Fanghi nelle
campagne, stop
per un anno

di Cinzia Reboni
L'assessore Fabio Rolfi
L'assessore Fabio Rolfi
L'assessore Fabio Rolfi
L'assessore Fabio Rolfi

Lo hanno già ribattezzato il fattore di pressione dei fanghi. Perchè, così come la norma che vieta di aprire nuove discariche o ampliare le esistenti in territori già soffocati dai rifiuti, il decreto regionale varato ieri mette al bando l'impiego di scarti di depurazione e gessi di defecazione nelle aree dove il fabbisogno di fertilizzanti agricoli è già coperto da sostanze naturali come i liquami zootecnici.

PER UN ANNO scatta il divieto di impiego per uso agronomico dei fanghi da depurazione in 170 Comuni lombardi, che insieme rappresentano il 22% della superficie agricola della regione. A monopolizzare la black list ci sono 62 paesi bresciani, a conferma della vocazione agricola della nostra provincia e dell'alto livello dell'economia circolare dei rifiuti naturali prodotti dagli allevamenti che vengono smaltiti come fertilizzanti o come combustibile per produrre energia attraverso gli impianti di biogas. Brescia, e in particolare la Bassa - ed è questo il rovescio della medaglia - è anche la pattumiera nazionale dei fanghi di depurazione. Gli scarti provenienti dal trattamento delle acque reflue urbane prodotti sul territorio nazionale sono oltre 3 milioni di tonnellate l’anno e la Lombardia, con 1,2 milioni, è una delle regioni con il maggior quantitativo prodotto. Gli impianti del Bresciano - concentrati nel triangolo Calvisano-Calcinato-Lonato - trattano oltre 364 mila tonnellate di fanghi all’anno. Secondo gli ultimi dati Ispra, nel 2017 la Lombardia ha smaltito 482 mila tonnellate di fanghi, e ne ha importati 500 mila.

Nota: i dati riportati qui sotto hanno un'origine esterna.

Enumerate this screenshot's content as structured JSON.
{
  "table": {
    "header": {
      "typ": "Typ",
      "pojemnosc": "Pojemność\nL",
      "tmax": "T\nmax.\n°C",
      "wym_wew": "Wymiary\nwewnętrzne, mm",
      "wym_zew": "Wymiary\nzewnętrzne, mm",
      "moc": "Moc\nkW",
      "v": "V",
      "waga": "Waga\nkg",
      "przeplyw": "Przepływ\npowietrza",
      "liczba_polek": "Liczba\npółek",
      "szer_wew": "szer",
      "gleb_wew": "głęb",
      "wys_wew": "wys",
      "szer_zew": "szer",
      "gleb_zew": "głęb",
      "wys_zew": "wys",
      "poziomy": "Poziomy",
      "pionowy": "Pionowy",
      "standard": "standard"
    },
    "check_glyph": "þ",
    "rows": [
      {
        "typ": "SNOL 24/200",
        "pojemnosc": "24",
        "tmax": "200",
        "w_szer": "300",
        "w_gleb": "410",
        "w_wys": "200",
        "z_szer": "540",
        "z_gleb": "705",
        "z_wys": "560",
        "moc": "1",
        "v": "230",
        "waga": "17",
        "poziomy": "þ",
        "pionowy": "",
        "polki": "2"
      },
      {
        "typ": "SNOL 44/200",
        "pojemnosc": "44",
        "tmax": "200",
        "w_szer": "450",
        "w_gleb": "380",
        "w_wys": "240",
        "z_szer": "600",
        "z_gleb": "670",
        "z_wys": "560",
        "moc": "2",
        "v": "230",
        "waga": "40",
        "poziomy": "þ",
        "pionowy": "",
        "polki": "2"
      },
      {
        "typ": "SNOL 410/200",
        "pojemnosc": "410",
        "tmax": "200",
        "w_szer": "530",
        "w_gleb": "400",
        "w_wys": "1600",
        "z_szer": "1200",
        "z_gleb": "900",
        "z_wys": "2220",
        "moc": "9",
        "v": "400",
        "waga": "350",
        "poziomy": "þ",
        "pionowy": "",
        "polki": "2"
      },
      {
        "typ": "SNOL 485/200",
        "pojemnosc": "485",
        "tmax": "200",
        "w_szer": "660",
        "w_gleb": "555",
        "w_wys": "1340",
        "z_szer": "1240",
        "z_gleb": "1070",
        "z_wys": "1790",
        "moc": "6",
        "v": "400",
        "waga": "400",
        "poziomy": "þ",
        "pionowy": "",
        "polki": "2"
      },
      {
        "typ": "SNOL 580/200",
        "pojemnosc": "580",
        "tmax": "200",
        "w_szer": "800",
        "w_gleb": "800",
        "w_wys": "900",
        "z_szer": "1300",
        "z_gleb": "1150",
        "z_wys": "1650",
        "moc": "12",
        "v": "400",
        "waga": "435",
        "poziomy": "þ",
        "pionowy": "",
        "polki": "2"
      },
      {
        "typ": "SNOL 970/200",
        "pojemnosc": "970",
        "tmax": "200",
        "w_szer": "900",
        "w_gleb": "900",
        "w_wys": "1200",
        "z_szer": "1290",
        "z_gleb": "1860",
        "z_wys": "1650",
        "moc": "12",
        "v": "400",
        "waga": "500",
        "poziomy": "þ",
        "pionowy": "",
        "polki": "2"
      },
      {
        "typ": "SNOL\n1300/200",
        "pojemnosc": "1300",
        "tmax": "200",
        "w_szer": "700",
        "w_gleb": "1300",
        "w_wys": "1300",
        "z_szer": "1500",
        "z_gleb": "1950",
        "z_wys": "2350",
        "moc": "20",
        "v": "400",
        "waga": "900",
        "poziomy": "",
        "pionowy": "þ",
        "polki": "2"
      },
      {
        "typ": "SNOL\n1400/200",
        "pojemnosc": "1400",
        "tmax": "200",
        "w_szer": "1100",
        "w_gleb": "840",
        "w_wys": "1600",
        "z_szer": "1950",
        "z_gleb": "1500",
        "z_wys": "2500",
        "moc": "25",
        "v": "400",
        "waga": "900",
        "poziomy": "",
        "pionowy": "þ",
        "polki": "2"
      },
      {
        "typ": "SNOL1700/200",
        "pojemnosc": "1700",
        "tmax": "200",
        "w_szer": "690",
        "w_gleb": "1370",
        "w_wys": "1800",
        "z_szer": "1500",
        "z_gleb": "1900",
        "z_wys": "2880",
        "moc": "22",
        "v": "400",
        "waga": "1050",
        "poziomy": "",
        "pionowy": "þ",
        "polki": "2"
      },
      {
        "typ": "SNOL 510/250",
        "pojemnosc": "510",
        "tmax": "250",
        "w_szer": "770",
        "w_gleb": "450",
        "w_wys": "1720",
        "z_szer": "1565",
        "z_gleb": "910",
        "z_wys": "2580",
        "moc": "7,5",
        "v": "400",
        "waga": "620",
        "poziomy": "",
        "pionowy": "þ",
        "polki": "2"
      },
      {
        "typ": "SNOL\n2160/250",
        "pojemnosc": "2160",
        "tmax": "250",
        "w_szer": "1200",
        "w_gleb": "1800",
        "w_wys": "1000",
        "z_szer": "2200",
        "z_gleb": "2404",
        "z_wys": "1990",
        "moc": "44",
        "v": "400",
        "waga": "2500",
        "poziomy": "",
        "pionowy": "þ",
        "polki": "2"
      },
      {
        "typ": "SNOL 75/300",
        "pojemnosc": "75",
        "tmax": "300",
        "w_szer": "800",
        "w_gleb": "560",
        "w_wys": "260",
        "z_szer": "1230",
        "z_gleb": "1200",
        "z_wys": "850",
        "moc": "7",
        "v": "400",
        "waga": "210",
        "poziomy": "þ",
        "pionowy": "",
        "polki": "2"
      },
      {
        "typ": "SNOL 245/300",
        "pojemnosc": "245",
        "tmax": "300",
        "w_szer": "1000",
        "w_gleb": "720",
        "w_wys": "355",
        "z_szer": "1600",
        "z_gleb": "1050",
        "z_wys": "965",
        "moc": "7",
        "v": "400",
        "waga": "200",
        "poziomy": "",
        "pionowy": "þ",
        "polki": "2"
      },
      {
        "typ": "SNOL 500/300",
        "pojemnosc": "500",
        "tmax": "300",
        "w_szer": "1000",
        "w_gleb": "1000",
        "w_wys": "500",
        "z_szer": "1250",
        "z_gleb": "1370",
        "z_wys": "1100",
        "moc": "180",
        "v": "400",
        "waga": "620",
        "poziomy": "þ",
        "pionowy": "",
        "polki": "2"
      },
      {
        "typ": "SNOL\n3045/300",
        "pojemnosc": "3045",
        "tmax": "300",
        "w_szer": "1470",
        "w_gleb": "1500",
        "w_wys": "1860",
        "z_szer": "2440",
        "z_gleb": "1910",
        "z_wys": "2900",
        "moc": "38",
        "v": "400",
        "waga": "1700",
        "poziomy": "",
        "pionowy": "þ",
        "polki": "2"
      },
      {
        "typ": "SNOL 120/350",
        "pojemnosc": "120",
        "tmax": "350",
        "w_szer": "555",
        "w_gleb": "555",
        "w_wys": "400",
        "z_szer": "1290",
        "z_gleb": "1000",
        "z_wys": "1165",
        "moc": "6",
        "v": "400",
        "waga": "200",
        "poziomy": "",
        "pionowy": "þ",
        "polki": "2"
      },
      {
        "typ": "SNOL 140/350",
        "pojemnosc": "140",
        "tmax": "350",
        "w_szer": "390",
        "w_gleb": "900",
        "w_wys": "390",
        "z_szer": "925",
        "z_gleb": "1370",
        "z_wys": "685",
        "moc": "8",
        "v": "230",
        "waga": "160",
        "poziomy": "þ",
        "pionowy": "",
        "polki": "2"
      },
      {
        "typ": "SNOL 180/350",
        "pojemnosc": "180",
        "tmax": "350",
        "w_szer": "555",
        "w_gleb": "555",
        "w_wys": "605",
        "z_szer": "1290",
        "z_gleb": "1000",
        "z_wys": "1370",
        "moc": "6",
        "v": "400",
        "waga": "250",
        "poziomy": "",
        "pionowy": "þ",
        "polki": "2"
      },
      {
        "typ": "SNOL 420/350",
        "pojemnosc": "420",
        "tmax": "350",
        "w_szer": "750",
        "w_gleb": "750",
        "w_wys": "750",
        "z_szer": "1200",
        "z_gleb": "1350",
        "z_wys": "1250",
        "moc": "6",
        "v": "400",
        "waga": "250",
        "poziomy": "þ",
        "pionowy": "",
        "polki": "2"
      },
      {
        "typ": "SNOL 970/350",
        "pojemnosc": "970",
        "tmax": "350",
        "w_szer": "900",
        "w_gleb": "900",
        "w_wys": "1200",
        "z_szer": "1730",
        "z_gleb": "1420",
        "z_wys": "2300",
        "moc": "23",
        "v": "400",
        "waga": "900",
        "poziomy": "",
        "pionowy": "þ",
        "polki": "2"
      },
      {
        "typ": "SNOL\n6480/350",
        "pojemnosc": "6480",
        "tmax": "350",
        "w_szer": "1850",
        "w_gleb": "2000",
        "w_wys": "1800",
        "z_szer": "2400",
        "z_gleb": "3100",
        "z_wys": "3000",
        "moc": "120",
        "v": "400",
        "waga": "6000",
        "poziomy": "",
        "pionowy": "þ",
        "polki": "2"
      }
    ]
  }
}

Di questi, un terzo viene smaltito sui campi bresciani. «La misura conferma il cambio di passo deciso da parte della Regione in difesa del territorio, dell'agricoltura e dei nostri prodotti agroalimentari - afferma Fabio Rolfi, assessore regionale all'Agricoltura e promotore del provvedimento -. Dove c’è concime animale a sufficienza non sarà più possibile spandere fanghi. La Pianura padana è fertile grazie al supporto della zootecnia, a differenza di altri territori che nel corso degli anni sono stati arricchiti, per esigenza, con fertilizzanti chimici e oggi si trovano ad affrontare problematiche relative all’inaridimento del suolo».

LO STOP scatta nei paesi dove il carico di animali produce carichi zootecnici superiori ai limiti della direttiva nitrati, ovvero dove esiste una sovrabbondanza di liquami animali rispetto alla superficie coltivata. La lista dei 170 Comuni è stata redatta sulla scorta di uno studio dell'Ersaf. «Il provvedimento tutela la qualità della vita dei cittadini - incalza Federica Epis, capogruppo della Lega in Commissione agricoltura in Regione - salvaguardando l'ambiente e mettendo fine agli odori molesti che spesso questi fanghi provocano». «L’assessorato è impegnato a chiedere alla Commissione europea che sulla direttiva nitrati il limite allo spandimento venga innalzato oltre i 250 kg/ha concessi fino ad oggi per le aziende in deroga, e consentire di utilizzare ancora di più in modo efficiente e sostenibile la materia organica delle stalle come concime - aggiunge Rolfi - riducendo l’urea e i fanghi, con maggiori benefici ambientali». Sindaci e mondo agricolo appoggiano il provvedimento. «La Regione ha accolto la nostra richiesta di privilegiare l'impiego di fertilizzanti organici di origine animale rispetto ai fanghi - osserva Francesco Martinoni, presidente di Confagricoltura Brescia -. Ora occorre mettere mano a tutto il complesso tema delle deiezioni zootecniche: oltre all’apprezzabile proposta di ottenere una deroga a valori più elevati, ma con condizioni di accesso più semplici di quelle attuali, serve accompagnare gli allevamenti nell’adempimento delle misure di prevenzione dell’inquinamento atmosferico, come previsto dal Piano aria della Regione». «Una risposta che il mondo agricolo stava aspettando - sottolinea Ettore Prandini, presidente nazionale di Coldiretti -. Per tutelare e valorizzare al meglio le eccellenze agricole dei nostri territori dobbiamo conoscere la reale natura di ciò che viene utilizzato per rendere fertili i nostri campi».